My second ministry position was a lesson in the danger of being a visionary.
The church was a two or three-year-old plant when I joined the staff, and it was full of life. We held services in a coffee house. Our music was intimate and unpolished. Our preaching was relevant. We staff members had a very clear picture in our minds of the ideal congregation, and everything we did helped move church members toward that picture. We were a testimony to Dietrich Bonhoeffer’s observation in Life Together, that the zealous minister “set down for the first time in a Christian community, is likely to bring with him a very definite idea of what Christian life together should be and try to realize it.”
I only wish I had read Bonhoeffer then. He goes on in the first chapter of that wonderful little book to explain the danger of vision for a church:
The man who fashions a visionary ideal of community demands that it be realized by God, by others, and by himself. He enters the community of Christians with his demands, sets up his own law, and judges the brethren and God Himself accordingly?He acts as if he is the creator of the Christian community, as if his dream binds men together. When things do not go his way, he calls the effort a failure. When his ideal picture is destroyed, he sees the community going to smash. So he becomes, first an accuser of his brethren, then an accuser of God, and finally the despairing accuser of himself?

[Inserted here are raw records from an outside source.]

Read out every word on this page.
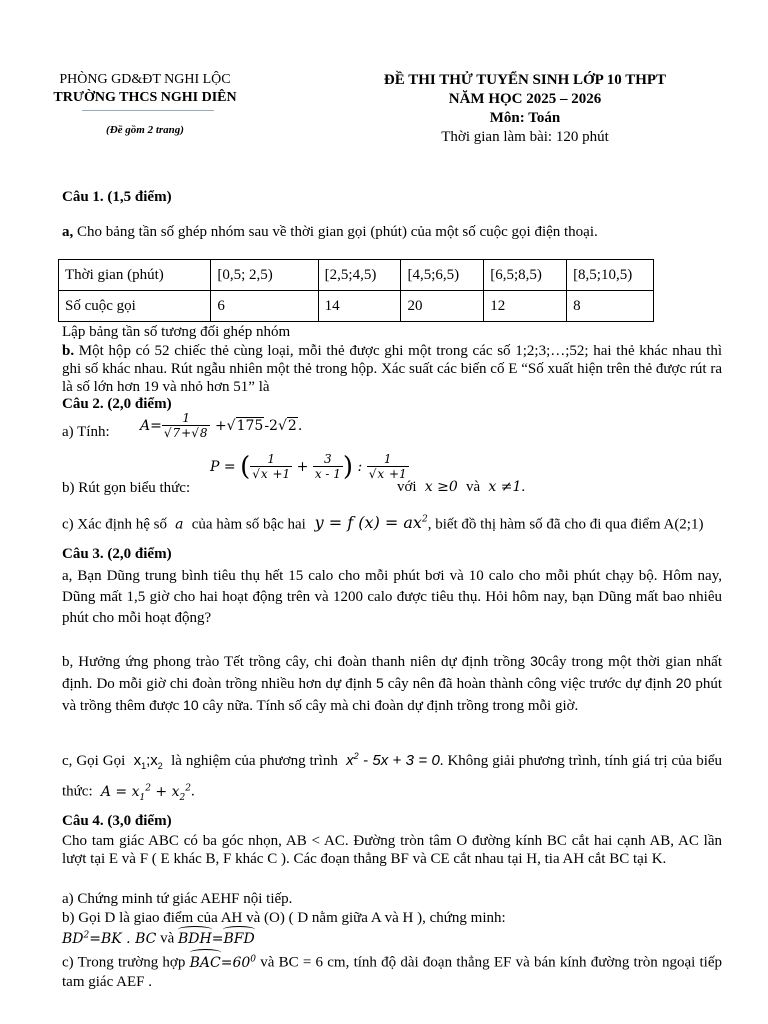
PHÒNG GD&ĐT NGHI LỘC
TRƯỜNG THCS NGHI DIÊN
(Đề gồm 2 trang)
ĐỀ THI THỬ TUYỂN SINH LỚP 10 THPT
NĂM HỌC 2025 – 2026
Môn: Toán
Thời gian làm bài: 120 phút
Câu 1. (1,5 điểm)
a, Cho bảng tần số ghép nhóm sau về thời gian gọi (phút) của một số cuộc gọi điện thoại.
Thời gian (phút)	[0,5; 2,5)	[2,5;4,5)	[4,5;6,5)	[6,5;8,5)	[8,5;10,5)
Số cuộc gọi	6	14	20	12	8
Lập bảng tần số tương đối ghép nhóm
b. Một hộp có 52 chiếc thẻ cùng loại, mỗi thẻ được ghi một trong các số 1;2;3;…;52; hai thẻ khác nhau thì ghi số khác nhau. Rút ngẫu nhiên một thẻ trong hộp. Xác suất các biến cố E “Số xuất hiện trên thẻ được rút ra là số lớn hơn 19 và nhỏ hơn 51” là
Câu 2. (2,0 điểm)
a) Tính: $A= \frac{1}{√7+√8} +√175-2√2$.
P = ( $\frac{1}{√x +1} + \frac{3}{x - 1}$ ) : $\frac{1}{√x +1}$
b) Rút gọn biểu thức:	với  x ≥0  và  x ≠1.
c) Xác định hệ số  a  của hàm số bậc hai  y = f $(x) = ax^2$, biết đồ thị hàm số đã cho đi qua điểm A(2;1)
Câu 3. (2,0 điểm)
a, Bạn Dũng trung bình tiêu thụ hết 15 calo cho mỗi phút bơi và 10 calo cho mỗi phút chạy bộ. Hôm nay, Dũng mất 1,5 giờ cho hai hoạt động trên và 1200 calo được tiêu thụ. Hỏi hôm nay, bạn Dũng mất bao nhiêu phút cho mỗi hoạt động?
b, Hưởng ứng phong trào Tết trồng cây, chi đoàn thanh niên dự định trồng 30cây trong một thời gian nhất định. Do mỗi giờ chi đoàn trồng nhiều hơn dự định 5 cây nên đã hoàn thành công việc trước dự định 20 phút và trồng thêm được 10 cây nữa. Tính số cây mà chi đoàn dự định trồng trong mỗi giờ.
c, Gọi Gọi  $x_1;x_2$ là nghiệm của phương trình  $x^2 - 5x + 3 = 0$. Không giải phương trình, tính giá trị của biểu thức:  $A = x_1^2 + x_2^2$.
Câu 4. (3,0 điểm)
Cho tam giác ABC có ba góc nhọn, AB < AC. Đường tròn tâm O đường kính BC cắt hai cạnh AB, AC lần lượt tại E và F ( E khác B, F khác C ). Các đoạn thẳng BF và CE cắt nhau tại H, tia AH cắt BC tại K.
a) Chứng minh tứ giác AEHF nội tiếp.
b) Gọi D là giao điểm của AH và (O) ( D nằm giữa A và H ), chứng minh:
$BD^2=BK$ . BC và BDH=BFD
c) Trong trường hợp $BAC=60^0$ và BC = 6 cm, tính độ dài đoạn thẳng EF và bán kính đường tròn ngoại tiếp tam giác AEF .
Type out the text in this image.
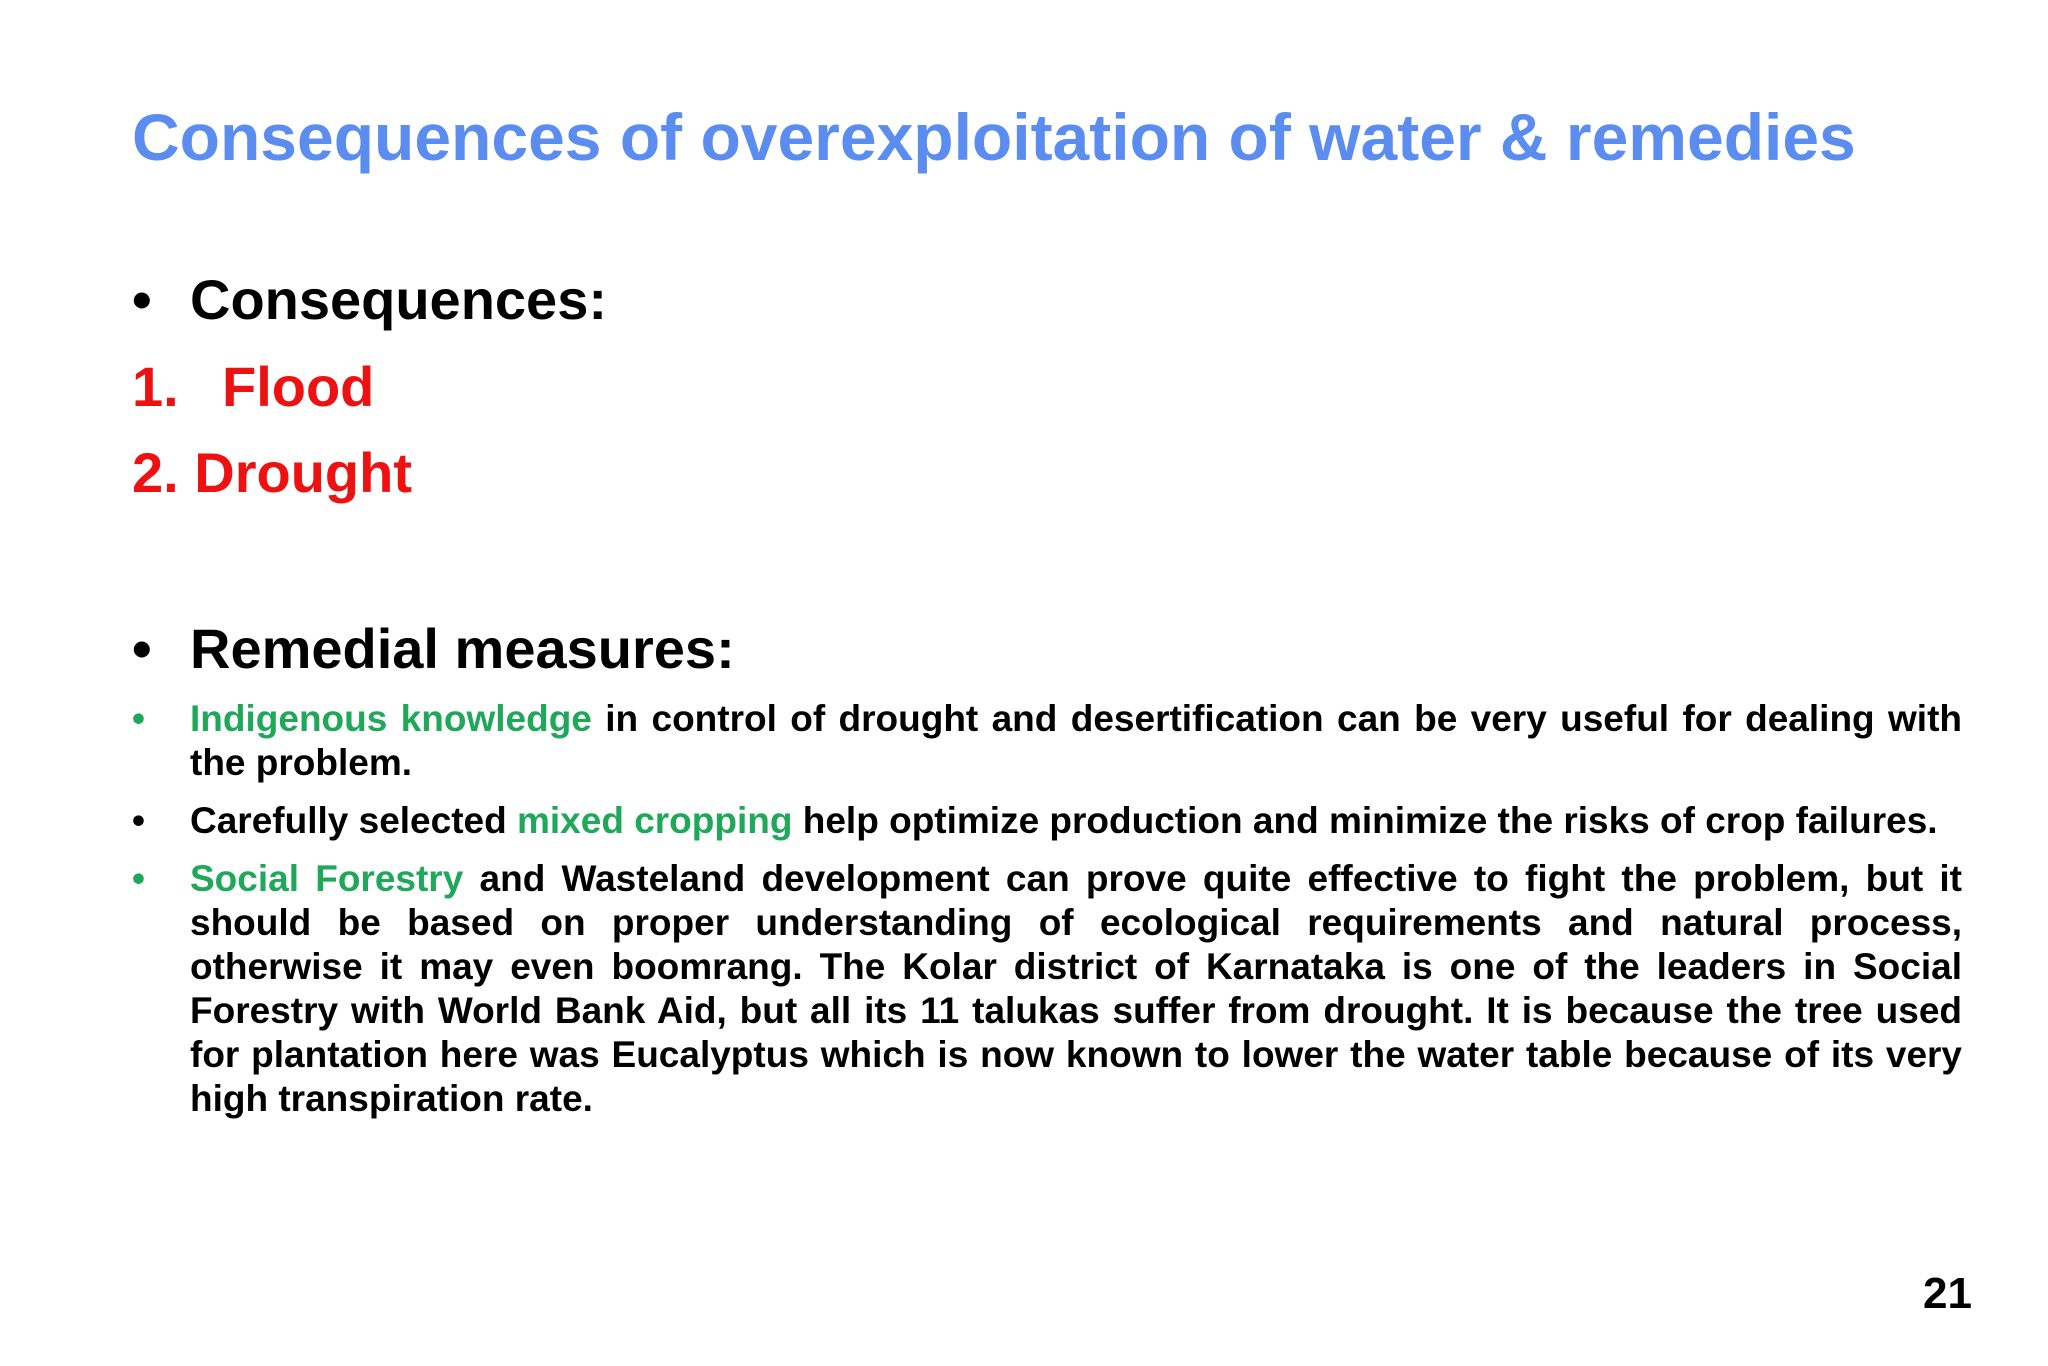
Consequences of overexploitation of water & remedies
• Consequences:
1. Flood
2. Drought
• Remedial measures:
•	Indigenous knowledge in control of drought and desertification can be very useful for dealing with the problem.
•	Carefully selected mixed cropping help optimize production and minimize the risks of crop failures.
•	Social Forestry and Wasteland development can prove quite effective to fight the problem, but it should be based on proper understanding of ecological requirements and natural process, otherwise it may even boomrang. The Kolar district of Karnataka is one of the leaders in Social Forestry with World Bank Aid, but all its 11 talukas suffer from drought. It is because the tree used for plantation here was Eucalyptus which is now known to lower the water table because of its very high transpiration rate.
21
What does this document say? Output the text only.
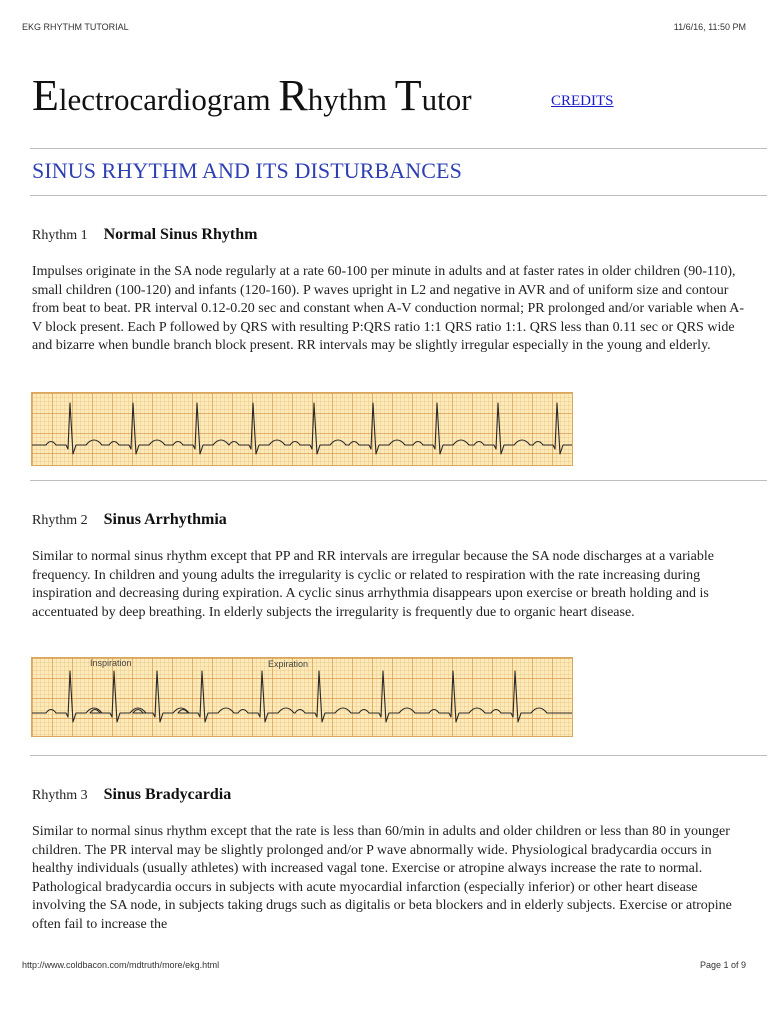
EKG RHYTHM TUTORIAL	11/6/16, 11:50 PM
Electrocardiogram Rhythm Tutor	CREDITS
SINUS RHYTHM AND ITS DISTURBANCES
Rhythm 1 Normal Sinus Rhythm

Impulses originate in the SA node regularly at a rate 60-100 per minute in adults and at faster rates in older children (90-110), small children (100-120) and infants (120-160). P waves upright in L2 and negative in AVR and of uniform size and contour from beat to beat. PR interval 0.12-0.20 sec and constant when A-V conduction normal; PR prolonged and/or variable when A-V block present. Each P followed by QRS with resulting P:QRS ratio 1:1 QRS ratio 1:1. QRS less than 0.11 sec or QRS wide and bizarre when bundle branch block present. RR intervals may be slightly irregular especially in the young and elderly.

Rhythm 2 Sinus Arrhythmia

Similar to normal sinus rhythm except that PP and RR intervals are irregular because the SA node discharges at a variable frequency. In children and young adults the irregularity is cyclic or related to respiration with the rate increasing during inspiration and decreasing during expiration. A cyclic sinus arrhythmia disappears upon exercise or breath holding and is accentuated by deep breathing. In elderly subjects the irregularity is frequently due to organic heart disease.

Inspiration	Expiration
Rhythm 3 Sinus Bradycardia

Similar to normal sinus rhythm except that the rate is less than 60/min in adults and older children or less than 80 in younger children. The PR interval may be slightly prolonged and/or P wave abnormally wide. Physiological bradycardia occurs in healthy individuals (usually athletes) with increased vagal tone. Exercise or atropine always increase the rate to normal. Pathological bradycardia occurs in subjects with acute myocardial infarction (especially inferior) or other heart disease involving the SA node, in subjects taking drugs such as digitalis or beta blockers and in elderly subjects. Exercise or atropine often fail to increase the

http://www.coldbacon.com/mdtruth/more/ekg.html	Page 1 of 9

You can see where this is going. By the end of my tenure there, we had failed to make our expectations a reality. Many of the founding families left, and several of the new members had a different vision for where our congregation ought to go. I left totally disillusioned and uncertain of my calling. Fortunately Bonhoeffer speaks to this condition as well:
Only the fellowship which faces such disillusionment, with all its unhappy and ugly aspects, begins to be what it should be in God’s sight?The sooner this shock of disillusionment comes to an individual and to a community the better for both.
Although it was painful, I learned as I watched my vision for our church deteriorate, that it had been my vision, and not the Lord’s. My efforts there had been to recast the congregation in my image, to create a space in which I was perfectly comfortable. Only after losing hope in my own vision of Christian fellowship could I begin see God’s vision.
So how do you know that you’re chasing your own vision of the church, and not God’s? I’m sure there are other ways, but here are a few questions that might have helped me.
1. Do you surround yourself with a select group of church members who share your vision of ministry?
2. Do you, at the same time, find yourself annoyed with or patronizing toward other church members who do not share your vision?
3. Do you perceive constructive criticism as a threat to your influence? Are you tempted to view your ministry partners as rivals or competition?
4. Do you hold your ministry partners to unusually high standards express disappointment when they fail to perform to your liking?
5. Do you feel the need to keep close oversight of all the church’s ministries?
There was a point when my answer to all of these questions – if I were honest – would have been “yes.” Sadly, I think if you had asked others at the church to answer those questions about me, their answers would have been “yes” as well. It’s difficult to hide visionary arrogance. What Bonhoeffer calls us to do, on Jesus’ authority, I believe, is labor faithfully where we are, “even when there is no great experience, no discoverable riches, but much weakness, small faith, and difficulty.” This requires relinquishing control in a culture that values quantifiable success nearly above all else.
It requires, too, a commitment to incisive self-reflection through which we identify these tendencies in ourselves. It may involve asking someone else – someone you can trust to be honest – whether he or she sees these tendencies in you. The fruit, in Bonhoeffer’s words again, is that “our fellowship [will] grow according to the measure and riches which are there for us all in Jesus Christ.”
But the risk is great. Are we willing to ask hard questions to ensure our vision comes from Christ?